The increase comes as the yuan posts its best performance against the greenback since 2011, as the US Dollar Index falters and the Chinese central bank permits greater fluctuation in the exchange rate.
Expanding foreign exchange stockpiles will improve the ability of banks to satisfy demand for both overseas currencies as well as the yuan in the event that PBOC pushes through with greater exchange rate flexibility.
Over the past several years Chinese banks have consistently increased their foreign exchange holdings irrespective of exchange rate shifts. In 2016 depository corporations added 843 trillion yuan to their holdings, as the yuan plunged 6.5% against the US dollar.
“It’s very necessary for the lenders to diversify their portfolios by holding a large amount of both the yuan and various overseas currencies,” said Shan Kun, head of local markets strategy in Shanghai at BNP Paribas to Bloomberg.

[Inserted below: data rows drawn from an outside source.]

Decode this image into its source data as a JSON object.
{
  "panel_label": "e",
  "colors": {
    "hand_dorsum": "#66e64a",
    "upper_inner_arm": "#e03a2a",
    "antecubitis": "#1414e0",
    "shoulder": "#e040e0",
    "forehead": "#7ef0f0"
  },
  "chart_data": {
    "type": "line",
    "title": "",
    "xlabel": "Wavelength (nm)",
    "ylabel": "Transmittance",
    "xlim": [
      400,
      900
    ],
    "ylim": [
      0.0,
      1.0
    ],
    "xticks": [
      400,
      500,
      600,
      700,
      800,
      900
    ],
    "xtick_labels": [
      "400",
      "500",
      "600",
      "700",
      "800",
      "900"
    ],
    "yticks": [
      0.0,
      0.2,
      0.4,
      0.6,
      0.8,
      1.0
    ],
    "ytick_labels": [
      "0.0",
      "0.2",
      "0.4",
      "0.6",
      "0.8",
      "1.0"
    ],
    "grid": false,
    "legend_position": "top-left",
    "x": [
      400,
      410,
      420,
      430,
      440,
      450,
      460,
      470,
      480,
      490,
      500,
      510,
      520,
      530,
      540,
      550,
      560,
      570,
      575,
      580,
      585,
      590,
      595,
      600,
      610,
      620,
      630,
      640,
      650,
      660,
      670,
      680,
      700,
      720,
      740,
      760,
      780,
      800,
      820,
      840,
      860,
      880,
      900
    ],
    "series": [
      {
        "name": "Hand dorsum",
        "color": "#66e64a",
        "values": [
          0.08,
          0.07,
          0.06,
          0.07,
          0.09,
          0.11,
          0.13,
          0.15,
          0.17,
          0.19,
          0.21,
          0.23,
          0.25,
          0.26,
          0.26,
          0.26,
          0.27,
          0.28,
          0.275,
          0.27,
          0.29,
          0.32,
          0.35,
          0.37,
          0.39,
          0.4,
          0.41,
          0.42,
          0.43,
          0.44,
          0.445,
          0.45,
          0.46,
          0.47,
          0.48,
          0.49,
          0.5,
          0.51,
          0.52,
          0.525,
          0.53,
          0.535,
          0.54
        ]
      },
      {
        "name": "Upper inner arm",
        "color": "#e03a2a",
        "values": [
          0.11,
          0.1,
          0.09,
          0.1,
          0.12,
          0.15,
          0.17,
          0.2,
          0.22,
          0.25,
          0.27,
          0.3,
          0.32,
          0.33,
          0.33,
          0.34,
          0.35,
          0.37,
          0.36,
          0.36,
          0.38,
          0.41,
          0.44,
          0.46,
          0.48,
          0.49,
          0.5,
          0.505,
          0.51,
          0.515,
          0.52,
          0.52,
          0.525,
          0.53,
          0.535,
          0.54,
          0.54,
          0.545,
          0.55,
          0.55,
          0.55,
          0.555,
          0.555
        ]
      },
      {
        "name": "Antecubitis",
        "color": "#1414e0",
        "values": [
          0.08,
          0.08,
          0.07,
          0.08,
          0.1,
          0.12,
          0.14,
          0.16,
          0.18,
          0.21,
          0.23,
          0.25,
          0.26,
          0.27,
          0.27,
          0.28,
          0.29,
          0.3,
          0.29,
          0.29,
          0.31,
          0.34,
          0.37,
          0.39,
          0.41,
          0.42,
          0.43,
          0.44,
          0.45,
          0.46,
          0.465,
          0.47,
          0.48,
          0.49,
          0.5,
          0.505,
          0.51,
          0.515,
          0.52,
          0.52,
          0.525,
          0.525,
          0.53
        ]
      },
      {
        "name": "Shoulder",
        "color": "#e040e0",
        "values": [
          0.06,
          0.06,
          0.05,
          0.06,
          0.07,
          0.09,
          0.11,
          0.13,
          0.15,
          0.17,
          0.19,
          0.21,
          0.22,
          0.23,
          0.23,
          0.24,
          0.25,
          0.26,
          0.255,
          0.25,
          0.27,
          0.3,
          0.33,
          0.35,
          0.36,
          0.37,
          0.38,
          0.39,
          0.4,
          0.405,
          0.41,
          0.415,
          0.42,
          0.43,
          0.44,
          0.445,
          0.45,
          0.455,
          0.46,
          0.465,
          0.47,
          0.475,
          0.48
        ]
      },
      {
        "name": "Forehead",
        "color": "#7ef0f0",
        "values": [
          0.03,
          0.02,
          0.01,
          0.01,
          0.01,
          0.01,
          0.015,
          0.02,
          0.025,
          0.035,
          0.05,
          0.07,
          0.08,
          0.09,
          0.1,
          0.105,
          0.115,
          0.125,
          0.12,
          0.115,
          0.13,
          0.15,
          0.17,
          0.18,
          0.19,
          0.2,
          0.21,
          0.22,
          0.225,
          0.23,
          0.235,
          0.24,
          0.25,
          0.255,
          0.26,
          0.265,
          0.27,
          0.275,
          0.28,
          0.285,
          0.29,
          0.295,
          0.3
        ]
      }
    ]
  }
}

“If the yuan advances, they would buy more foreign-exchange at a lower cost; if the yuan drops, their foreign exchange hoard could make a profit.”
Outgoing central bank governor Zhou Xiaochuan recently flagged increased flexibility in future, hailing the benefits of yuan internationalisation in a recent People’s Daily opinion piece on the need for greater reform and opening of the Chinese financial sector.